We are aware of the limitations of our paper. This is a retrospective review so there will be degree of bias. Our lost to follow up is high with 25% of the total patients but the majority (28 out of 35 which is 80%) is oligoarticular JIA patients who had been well for 6 months. This could be patients in remission not requiring further medical care or non-Emirati patients returning to their home country of origin.

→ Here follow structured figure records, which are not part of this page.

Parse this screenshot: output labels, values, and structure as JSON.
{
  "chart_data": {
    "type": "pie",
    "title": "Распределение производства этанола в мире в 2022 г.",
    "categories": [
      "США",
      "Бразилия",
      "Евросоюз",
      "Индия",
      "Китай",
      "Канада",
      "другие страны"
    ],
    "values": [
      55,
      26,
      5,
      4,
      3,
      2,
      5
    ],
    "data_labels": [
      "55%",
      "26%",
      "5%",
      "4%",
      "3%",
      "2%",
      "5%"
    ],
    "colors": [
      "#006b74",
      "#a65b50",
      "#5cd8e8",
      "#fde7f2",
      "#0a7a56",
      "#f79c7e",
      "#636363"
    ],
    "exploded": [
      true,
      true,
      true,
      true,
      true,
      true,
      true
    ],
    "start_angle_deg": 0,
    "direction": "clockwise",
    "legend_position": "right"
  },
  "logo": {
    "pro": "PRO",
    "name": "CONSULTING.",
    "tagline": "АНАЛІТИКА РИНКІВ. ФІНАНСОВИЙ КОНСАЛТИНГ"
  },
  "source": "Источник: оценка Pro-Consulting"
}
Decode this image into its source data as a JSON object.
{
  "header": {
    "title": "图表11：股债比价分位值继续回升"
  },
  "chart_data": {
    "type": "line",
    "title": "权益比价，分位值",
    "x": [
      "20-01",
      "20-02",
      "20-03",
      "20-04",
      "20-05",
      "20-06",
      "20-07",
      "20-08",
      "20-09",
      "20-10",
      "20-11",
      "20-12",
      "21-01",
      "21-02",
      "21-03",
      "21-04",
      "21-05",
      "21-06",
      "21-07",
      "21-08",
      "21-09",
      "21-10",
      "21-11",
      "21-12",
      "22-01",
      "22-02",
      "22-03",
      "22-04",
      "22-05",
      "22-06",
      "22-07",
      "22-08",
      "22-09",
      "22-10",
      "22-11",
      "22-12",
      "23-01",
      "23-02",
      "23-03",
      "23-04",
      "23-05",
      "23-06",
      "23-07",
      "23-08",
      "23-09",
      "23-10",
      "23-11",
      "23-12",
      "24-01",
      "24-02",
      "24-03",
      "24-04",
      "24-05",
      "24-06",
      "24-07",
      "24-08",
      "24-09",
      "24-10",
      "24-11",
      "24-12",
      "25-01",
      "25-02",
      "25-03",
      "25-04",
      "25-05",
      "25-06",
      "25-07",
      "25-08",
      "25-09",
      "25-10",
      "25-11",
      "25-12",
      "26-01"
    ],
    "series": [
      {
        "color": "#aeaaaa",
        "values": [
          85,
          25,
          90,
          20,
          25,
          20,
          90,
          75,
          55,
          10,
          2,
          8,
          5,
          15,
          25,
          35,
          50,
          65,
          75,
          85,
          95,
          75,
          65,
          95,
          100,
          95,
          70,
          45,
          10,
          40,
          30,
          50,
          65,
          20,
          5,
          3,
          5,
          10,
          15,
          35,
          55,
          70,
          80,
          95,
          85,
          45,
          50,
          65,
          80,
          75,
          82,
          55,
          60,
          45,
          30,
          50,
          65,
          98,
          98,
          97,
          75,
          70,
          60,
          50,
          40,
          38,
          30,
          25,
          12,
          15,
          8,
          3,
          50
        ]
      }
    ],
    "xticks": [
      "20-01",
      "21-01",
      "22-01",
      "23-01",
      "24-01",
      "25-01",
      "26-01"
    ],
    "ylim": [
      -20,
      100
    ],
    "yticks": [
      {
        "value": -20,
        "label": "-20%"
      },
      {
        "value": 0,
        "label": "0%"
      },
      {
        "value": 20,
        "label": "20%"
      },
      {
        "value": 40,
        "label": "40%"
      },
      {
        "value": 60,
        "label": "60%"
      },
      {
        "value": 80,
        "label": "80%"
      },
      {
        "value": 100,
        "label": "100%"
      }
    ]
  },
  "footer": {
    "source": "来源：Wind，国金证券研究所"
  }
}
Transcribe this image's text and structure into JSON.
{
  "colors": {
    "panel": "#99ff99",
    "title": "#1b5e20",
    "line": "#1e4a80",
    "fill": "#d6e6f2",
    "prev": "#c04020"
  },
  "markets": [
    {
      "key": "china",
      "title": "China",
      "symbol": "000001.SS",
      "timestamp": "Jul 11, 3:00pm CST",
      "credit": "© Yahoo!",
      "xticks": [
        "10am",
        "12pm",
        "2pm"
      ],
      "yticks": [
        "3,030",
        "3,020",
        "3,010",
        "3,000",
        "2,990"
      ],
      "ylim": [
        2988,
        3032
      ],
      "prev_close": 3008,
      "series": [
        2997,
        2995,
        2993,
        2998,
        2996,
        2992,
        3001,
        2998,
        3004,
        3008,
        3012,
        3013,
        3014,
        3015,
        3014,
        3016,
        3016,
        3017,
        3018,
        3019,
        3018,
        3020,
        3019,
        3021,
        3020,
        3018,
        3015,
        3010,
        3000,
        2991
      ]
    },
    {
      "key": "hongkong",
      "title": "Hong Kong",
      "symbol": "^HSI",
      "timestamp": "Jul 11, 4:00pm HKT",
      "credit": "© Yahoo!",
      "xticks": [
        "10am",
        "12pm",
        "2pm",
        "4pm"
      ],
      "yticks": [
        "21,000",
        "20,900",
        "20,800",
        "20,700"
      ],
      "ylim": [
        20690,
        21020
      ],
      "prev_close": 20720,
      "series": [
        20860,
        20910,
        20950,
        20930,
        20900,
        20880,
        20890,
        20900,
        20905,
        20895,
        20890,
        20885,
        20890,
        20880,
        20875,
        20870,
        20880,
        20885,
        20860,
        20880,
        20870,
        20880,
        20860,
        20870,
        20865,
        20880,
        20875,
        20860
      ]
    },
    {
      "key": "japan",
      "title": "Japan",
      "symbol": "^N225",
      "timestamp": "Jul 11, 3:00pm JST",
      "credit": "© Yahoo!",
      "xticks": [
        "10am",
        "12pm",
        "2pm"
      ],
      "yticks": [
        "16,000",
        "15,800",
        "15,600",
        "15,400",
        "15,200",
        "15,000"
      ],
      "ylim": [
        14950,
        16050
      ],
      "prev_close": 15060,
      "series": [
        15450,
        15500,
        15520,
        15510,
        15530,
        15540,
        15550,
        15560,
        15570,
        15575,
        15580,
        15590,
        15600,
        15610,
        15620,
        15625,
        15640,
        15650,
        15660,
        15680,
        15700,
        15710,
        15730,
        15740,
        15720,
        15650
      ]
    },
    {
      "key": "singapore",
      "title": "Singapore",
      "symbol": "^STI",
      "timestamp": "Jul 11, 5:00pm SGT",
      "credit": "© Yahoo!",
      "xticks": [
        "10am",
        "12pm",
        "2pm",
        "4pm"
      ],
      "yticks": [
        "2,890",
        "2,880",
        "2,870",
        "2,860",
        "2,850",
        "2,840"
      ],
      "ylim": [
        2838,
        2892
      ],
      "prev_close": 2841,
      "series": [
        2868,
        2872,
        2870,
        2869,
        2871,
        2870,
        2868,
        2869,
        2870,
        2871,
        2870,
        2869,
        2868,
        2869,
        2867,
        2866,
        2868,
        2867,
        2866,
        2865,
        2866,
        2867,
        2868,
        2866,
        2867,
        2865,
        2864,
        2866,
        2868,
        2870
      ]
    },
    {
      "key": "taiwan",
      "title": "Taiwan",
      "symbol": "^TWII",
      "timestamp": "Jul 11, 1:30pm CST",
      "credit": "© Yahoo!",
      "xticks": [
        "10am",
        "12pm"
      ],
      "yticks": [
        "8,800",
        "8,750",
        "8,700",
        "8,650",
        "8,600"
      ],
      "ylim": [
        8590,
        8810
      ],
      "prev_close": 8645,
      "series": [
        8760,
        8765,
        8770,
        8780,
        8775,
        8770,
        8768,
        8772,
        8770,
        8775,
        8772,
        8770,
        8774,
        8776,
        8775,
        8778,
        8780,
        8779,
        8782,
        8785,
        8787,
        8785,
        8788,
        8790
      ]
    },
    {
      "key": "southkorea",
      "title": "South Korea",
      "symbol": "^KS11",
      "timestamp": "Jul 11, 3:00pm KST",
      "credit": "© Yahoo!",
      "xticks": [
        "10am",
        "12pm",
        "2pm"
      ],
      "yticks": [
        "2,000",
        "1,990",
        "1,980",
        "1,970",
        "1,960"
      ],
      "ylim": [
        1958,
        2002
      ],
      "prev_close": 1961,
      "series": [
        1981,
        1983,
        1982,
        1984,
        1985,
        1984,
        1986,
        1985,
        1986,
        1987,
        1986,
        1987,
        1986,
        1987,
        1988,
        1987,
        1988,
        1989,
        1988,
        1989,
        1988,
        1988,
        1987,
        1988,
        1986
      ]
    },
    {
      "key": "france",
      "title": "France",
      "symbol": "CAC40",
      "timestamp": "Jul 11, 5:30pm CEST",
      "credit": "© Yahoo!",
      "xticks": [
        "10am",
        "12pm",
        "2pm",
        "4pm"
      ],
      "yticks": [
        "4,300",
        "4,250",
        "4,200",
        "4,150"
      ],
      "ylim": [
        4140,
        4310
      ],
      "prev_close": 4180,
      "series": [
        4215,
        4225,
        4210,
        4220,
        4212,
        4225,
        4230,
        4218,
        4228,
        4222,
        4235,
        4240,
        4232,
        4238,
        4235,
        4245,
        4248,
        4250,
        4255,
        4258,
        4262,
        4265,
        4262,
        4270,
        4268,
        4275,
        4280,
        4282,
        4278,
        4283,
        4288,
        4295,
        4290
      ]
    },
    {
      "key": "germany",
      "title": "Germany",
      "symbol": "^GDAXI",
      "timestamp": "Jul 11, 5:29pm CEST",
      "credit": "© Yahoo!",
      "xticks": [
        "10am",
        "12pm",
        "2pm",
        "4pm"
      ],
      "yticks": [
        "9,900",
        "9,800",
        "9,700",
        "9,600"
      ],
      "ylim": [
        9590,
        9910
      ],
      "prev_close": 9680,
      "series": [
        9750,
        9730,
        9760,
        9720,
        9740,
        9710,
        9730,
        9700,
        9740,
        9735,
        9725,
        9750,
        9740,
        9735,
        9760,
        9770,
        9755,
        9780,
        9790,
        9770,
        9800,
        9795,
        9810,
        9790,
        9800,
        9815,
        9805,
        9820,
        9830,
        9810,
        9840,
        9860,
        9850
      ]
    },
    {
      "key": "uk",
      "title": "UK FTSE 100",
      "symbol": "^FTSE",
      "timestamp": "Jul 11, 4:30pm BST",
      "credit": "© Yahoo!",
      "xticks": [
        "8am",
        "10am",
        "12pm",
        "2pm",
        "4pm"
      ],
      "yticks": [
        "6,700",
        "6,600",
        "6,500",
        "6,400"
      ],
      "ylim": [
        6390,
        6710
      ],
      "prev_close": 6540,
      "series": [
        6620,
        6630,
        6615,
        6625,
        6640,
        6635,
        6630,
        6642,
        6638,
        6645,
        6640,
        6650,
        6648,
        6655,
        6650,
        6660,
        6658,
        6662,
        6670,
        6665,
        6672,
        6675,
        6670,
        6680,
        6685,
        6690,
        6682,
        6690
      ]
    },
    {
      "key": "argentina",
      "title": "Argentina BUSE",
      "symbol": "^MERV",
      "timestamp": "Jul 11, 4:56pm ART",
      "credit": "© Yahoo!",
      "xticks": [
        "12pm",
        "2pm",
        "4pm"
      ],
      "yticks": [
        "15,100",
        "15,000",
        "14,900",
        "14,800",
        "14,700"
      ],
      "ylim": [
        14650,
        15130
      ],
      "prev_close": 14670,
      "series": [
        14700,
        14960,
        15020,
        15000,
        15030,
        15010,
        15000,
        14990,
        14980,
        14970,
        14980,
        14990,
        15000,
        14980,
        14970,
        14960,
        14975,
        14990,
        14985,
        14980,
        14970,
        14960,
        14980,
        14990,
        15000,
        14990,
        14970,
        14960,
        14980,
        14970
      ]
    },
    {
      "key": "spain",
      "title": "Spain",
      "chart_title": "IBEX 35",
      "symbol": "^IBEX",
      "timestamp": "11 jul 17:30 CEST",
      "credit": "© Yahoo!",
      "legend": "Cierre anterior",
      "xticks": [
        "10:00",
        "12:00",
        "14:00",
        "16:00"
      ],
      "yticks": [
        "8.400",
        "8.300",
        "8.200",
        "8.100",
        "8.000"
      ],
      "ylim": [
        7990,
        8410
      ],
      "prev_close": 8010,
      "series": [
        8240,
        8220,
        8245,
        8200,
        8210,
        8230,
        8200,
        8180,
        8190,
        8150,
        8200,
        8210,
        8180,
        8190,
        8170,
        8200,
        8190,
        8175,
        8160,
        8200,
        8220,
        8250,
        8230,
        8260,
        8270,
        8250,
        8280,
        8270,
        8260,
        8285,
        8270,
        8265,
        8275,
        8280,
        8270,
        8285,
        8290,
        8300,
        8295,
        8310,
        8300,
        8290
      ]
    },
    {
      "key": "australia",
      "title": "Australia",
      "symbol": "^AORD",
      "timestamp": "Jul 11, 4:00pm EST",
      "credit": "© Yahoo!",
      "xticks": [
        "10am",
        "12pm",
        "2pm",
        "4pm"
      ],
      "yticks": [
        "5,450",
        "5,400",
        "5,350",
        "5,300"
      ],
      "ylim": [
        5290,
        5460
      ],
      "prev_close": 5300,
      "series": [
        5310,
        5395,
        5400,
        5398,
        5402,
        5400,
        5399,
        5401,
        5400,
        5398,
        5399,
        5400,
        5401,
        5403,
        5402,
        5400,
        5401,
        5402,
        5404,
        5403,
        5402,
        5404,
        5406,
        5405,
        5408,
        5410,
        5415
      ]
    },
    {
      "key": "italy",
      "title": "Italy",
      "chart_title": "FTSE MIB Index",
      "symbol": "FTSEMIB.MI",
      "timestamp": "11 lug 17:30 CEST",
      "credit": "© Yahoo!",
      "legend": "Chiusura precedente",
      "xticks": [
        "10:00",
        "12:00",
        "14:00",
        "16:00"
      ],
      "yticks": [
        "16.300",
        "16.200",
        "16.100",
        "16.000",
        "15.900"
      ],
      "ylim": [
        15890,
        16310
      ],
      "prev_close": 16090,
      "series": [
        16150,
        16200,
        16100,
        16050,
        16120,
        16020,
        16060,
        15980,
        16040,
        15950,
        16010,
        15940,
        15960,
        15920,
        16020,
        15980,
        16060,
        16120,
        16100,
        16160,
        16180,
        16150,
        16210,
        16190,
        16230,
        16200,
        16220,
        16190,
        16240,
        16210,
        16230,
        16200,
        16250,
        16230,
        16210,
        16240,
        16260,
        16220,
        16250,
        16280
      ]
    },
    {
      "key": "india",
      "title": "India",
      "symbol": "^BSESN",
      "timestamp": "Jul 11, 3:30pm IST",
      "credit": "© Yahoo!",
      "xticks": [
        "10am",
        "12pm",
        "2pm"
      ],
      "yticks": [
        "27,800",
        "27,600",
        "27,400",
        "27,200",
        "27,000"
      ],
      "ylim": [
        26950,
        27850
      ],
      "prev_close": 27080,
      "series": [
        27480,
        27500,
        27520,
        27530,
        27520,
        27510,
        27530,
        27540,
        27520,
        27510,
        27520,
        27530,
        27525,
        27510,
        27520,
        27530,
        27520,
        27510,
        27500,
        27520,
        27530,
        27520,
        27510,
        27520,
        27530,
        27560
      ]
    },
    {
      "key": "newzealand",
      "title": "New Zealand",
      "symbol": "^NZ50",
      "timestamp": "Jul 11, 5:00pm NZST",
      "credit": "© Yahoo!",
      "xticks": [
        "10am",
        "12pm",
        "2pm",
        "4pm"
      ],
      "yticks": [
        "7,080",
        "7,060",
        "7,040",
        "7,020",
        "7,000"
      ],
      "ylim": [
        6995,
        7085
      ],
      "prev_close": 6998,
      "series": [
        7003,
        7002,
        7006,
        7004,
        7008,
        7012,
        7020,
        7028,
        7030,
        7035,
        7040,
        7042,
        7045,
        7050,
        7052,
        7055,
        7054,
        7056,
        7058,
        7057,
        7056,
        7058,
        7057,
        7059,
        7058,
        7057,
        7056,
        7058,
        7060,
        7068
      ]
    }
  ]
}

The delay in referral of patients has remained an important factor for our cohort as patients receive the required treatment once they can access care. Access to biologic treatment can go through some delay when there is inadequate health insurance cover but we have managed to identify funding for all patients in need of treatment. There is still need to increasing awareness of juvenile arthritis presentations especially potential ERA subtype in a child.

Conclusion

The most common subtype of the current JIA classification in our cohort of patients is oligoarticular JIA. There is still limited access to care and need to increase awareness and referrals especially for ERA subtype which might have been underrepresented.

All our patients with oligoarticular JIA received Intra articular steroid injection as first line treatment. 49% of our patients received biologic treatment similar to rate in Northern Europe. Our remission rate is 67% with 11% of patients are in remission off treatment. There is low rate of damage with JADI > 0 in 7 patients (5%). A priority for us remains to be access to care in order to treat our patients effectively.